Of course, universal healthcare is difficult to arrange. We’d have to rehaul our entire tax system in order to pay for it, plus the rollout would most likely be a disaster, but it’s not impossible. People love pointing to Canada as both an example of how it can work and how poorly it works. But are there other examples of countries with universal health care? Of course:
Australia, Austria, Bahrain, Belgium, Brunei, Cyprus, Denmark, Finland, France, Germany, Greece, Hong Kong, Iceland, Ireland, Israel, Italy, Japan, Kuwait, Luxembourg, Netherlands, New Zealand, Norway, Portugal, Singapore, Slovenia, South Korea, Spain, Sweden, Switzerland, United Arab Emirates
As we learned when the Trump administration was trying to repeal the Affordable Care Act, it’s difficult to take programs away from people after they have them. Disallowing insurance companies to deny coverage based on preexisting conditions seemed impossible as recent as 2005, but now people refuse to give it up. Setting up a single-payer system in the US seems impossible, but it’s only impossible until it happens. After that, it’s impossible to imagine a scenario without it.
But here comes the pessimism: I don’t think it’s going to happen. I don’t think we can roll this boulder over the top of the hill because our country can’t decide on anything right now. Even if the democrats could rally behind a plan, the other side of the aisle would be a boiling cauldron of haunted snakes waiting to incinerate not only the paper it was written on, but also the poor soul who delivers it.

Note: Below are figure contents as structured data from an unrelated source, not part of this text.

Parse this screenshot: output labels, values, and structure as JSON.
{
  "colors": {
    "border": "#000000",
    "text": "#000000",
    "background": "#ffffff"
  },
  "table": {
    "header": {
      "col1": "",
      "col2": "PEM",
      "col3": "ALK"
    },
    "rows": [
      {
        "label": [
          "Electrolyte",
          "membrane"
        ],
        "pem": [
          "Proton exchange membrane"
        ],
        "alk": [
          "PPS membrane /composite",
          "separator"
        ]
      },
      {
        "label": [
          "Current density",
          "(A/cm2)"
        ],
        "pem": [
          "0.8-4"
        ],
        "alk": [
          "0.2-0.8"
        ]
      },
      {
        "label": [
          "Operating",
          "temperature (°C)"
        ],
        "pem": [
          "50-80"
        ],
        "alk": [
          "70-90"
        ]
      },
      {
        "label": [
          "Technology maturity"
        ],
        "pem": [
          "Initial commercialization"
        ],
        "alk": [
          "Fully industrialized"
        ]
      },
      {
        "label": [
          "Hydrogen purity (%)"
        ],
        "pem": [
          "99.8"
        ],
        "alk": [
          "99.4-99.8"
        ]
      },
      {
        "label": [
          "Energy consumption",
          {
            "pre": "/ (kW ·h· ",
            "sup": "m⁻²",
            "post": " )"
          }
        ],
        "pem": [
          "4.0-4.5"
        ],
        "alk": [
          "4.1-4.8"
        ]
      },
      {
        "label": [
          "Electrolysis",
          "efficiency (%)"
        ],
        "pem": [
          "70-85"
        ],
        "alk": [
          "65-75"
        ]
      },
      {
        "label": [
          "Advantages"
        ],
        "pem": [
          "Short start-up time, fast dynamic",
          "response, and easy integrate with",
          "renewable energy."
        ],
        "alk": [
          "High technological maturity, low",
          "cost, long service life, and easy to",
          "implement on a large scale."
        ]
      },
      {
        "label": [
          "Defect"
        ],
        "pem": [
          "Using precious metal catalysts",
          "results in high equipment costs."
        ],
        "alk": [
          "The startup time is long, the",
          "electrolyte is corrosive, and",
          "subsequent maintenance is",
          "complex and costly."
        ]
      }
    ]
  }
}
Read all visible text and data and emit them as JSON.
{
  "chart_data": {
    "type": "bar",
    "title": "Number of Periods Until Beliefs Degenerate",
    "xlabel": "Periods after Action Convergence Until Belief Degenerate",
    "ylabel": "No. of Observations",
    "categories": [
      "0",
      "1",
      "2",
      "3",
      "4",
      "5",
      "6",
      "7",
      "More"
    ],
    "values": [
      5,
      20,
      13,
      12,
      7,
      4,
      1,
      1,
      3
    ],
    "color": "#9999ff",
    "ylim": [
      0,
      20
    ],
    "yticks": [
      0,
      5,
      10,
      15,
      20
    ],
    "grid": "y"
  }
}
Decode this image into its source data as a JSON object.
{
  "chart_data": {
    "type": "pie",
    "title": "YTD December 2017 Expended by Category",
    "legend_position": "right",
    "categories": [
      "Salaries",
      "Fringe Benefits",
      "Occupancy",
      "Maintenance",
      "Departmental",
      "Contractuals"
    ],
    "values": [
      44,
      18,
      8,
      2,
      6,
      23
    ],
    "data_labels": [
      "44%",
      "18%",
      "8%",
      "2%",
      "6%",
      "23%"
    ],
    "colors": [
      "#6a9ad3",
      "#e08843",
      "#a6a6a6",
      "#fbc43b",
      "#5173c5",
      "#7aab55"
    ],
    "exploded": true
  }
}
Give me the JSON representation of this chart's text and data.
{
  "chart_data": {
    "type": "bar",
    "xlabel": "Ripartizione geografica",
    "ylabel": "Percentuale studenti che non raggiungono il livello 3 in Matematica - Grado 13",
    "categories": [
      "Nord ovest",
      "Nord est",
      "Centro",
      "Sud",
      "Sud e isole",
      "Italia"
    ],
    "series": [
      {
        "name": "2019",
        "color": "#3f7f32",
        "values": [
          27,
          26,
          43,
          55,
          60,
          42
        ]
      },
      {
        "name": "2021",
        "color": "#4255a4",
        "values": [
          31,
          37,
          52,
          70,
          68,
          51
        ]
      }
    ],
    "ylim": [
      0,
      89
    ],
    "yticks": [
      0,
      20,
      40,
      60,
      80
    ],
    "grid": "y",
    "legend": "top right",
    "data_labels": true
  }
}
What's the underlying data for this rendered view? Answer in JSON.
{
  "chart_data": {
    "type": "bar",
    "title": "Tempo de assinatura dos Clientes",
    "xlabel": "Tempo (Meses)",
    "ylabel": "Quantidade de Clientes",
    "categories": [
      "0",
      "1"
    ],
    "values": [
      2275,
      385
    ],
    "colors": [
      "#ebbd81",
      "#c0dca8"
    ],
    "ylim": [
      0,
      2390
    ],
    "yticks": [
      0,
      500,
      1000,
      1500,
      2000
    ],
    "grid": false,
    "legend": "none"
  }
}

I think if we were going to have universal healthcare, we’d already have it. The fact that it doesn’t exist, to me, proves the unlikelihood of it happening, at least for another generation. Maybe once everyone my age and older finally dies out, the next generation can focus on creating a society based on something other than contempt and fear. It’s too bad my generation will have done too much damage to the environment by then so they’ll be too busy avoiding tornadicaines and massive droughtslides to have the wherewithal to write coherent legislation.